The preamble contains much rhetoric. It hails language in the proposed rule on the prohibition against subordinating the interests of participants and beneficiaries to other objectives as clarifying “in no uncertain terms” the legal standards required of fiduciaries and claiming it as one of the benefits of the new rule, when the provision is carried forward, word for word, from the existing financial-factors rule. By reproducing the wording in the current rule, the DOL asserts that its proposed rule will, apparently, “increase fiduciaries’ clarity about their obligations;” more defensively, the DOL claims that its proposal “does not undermine serious reliance interests on the part of fiduciaries,” when its effect is to do precisely that. A purportedly “simple and clear” directive muddies the waters to promote ESG and climate risk as factors that fiduciaries are being instructed to consider as material, then leaves them dangling in the air by saying it’s their responsibility to obey the law.
For a rule the DOL claims is needed to correct perceptions, the new rule does a fine job in creating the perception that it drives a coach and horses through ERISA’s requirement that plan managers act exclusively in the financial interests of plan participants and beneficiaries. A recent editorial in the Wall Street Journal argues that the rule will “coerce” workers and businesses into supporting progressive policies. “Retirement plan sponsors won’t merely be allowed to prioritize climate and social factors in how they invest,” the Journal editorial board claims. “They could be sued if they don’t.” Should this become the general perception and the DOL fail to correct it, ERISA’s exclusivity requirement becomes a dead letter.

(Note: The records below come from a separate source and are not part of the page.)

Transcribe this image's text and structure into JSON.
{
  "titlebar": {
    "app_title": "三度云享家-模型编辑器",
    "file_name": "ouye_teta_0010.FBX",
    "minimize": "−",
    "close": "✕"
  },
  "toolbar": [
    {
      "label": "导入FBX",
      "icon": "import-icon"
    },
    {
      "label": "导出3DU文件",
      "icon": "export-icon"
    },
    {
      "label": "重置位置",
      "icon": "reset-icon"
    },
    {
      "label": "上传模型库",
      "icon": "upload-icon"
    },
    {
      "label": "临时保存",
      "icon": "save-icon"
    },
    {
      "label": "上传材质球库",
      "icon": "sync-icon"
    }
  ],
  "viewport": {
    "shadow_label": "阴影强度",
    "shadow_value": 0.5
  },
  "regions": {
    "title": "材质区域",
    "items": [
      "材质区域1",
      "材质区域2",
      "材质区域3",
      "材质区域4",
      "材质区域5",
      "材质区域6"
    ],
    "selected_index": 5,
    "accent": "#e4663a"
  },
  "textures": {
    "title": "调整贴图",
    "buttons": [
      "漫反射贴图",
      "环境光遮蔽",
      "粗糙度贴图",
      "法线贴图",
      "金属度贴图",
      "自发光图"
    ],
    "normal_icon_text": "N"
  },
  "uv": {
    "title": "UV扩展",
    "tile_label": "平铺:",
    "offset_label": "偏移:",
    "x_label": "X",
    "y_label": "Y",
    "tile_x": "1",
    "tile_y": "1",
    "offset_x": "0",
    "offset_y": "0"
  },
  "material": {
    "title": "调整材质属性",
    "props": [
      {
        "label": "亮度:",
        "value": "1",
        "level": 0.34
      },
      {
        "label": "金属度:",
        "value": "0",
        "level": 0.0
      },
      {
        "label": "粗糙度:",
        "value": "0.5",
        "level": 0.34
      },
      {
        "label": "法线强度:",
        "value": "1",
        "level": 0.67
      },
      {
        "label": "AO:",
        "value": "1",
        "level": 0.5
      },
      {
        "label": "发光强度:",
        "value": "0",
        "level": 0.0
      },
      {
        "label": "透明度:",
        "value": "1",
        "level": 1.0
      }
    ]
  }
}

The new rule is thus a test case of whether the executive branch can nullify the express intent of Congress enshrined in statute law through regulatory rulemaking.
Rupert Darwall is a senior fellow at RealClearFoundation, researching issues from international climate agreements to the integration of environmental, social, and governance (ESG) goals in corporate governance. He has also written extensively for publications on both sides of the Atlantic, including The Spectator, Wall Street Journal, National Review, and Daily Telegraph.